Yea... This is a little tricky to explain in this forum if I read the question right, and its a bit technical.
eg I have to explain what a scale factor is, and its dependancies on various things we observe. But let me proceed anyway.
In general you will have a ratio of energy densities like so:
Lambda (Vacuum) / Lambda (Matter) ~ a^3. Where a is the scale factor whose second derivative measures the 'acceleration' of the universe (I hate to use the word acceleration here btw, it can easily lead people astray if they're not careful, and there are several different inequivalent parameters that you might be thinking off). That means in early times matter and radiation are dominant, and vacuum energy irrelevant, whereas at late times the reverse happens.

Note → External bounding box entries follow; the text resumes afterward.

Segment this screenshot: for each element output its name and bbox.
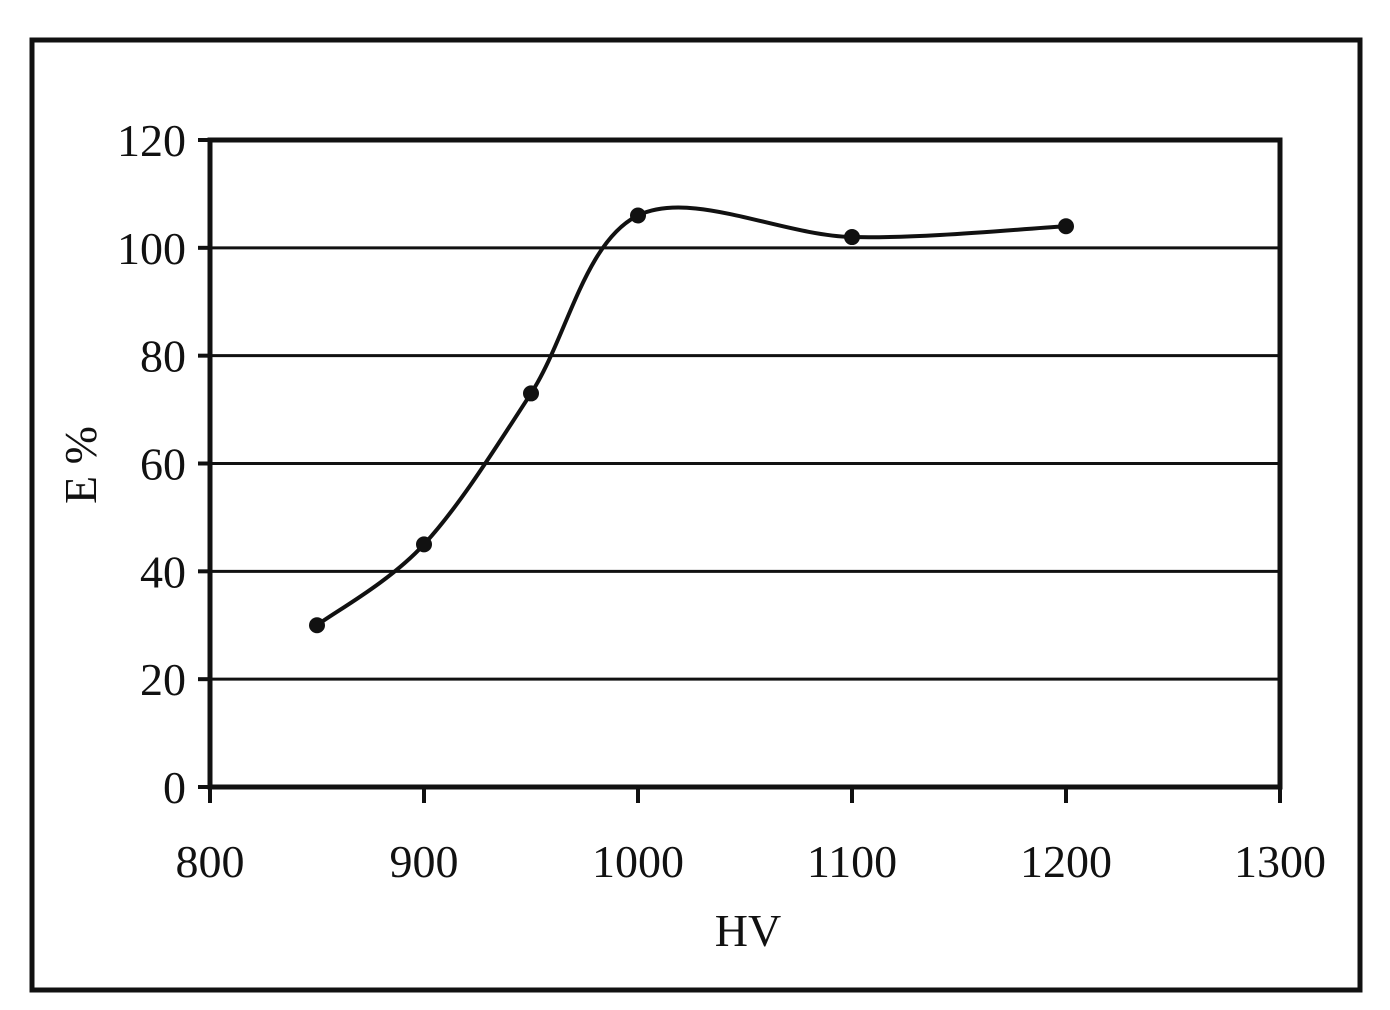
data-point bbox=[844, 229, 860, 246]
y-tick-label: 120 bbox=[117, 115, 186, 166]
y-tick-label: 0 bbox=[163, 762, 186, 813]
x-tick-label: 1000 bbox=[592, 836, 684, 887]
data-point bbox=[416, 536, 432, 553]
x-axis-title: HV bbox=[715, 905, 781, 956]
data-point bbox=[523, 385, 539, 402]
x-tick-label: 1100 bbox=[807, 836, 897, 887]
data-point bbox=[630, 207, 646, 224]
gridlines bbox=[210, 246, 1280, 681]
x-tick-label: 800 bbox=[176, 836, 245, 887]
outer-border bbox=[29, 37, 1363, 993]
y-ticks: 0 20 40 60 80 100 120 bbox=[117, 115, 210, 813]
x-tick-label: 900 bbox=[390, 836, 459, 887]
x-ticks: 800 900 1000 1100 1200 1300 bbox=[176, 787, 1326, 887]
x-tick-label: 1200 bbox=[1020, 836, 1112, 887]
y-tick-label: 80 bbox=[140, 331, 186, 382]
y-tick-label: 100 bbox=[117, 223, 186, 274]
y-tick-label: 40 bbox=[140, 546, 186, 597]
y-tick-label: 60 bbox=[140, 439, 186, 490]
data-point bbox=[309, 617, 325, 634]
y-axis-title: E % bbox=[55, 426, 106, 504]
data-point bbox=[1058, 218, 1074, 235]
y-tick-label: 20 bbox=[140, 654, 186, 705]
series bbox=[309, 205, 1074, 634]
x-tick-label: 1300 bbox=[1234, 836, 1326, 887]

And yes, acceleration was slower in the past. you'd need to look at the acceleration equation for a FRW universe for the full picture... roughly it looks something like this off the top of my head
acceleration/a ~ -(p(m) + p(vacuum)) > 0 where acceleration is the second derivative of a, and p(m) and p(vacuum) are linear functions of rho matter and rho vacuum (the energy densities).. Theres a bunch of constants and stuff floating around that im neglecting, and im taking some confusing liberties with definitions here, but thats roughly the idea.
You might want to check one of the exhaustive cosmology faqs out there on FRW universes with the concordance model parameters.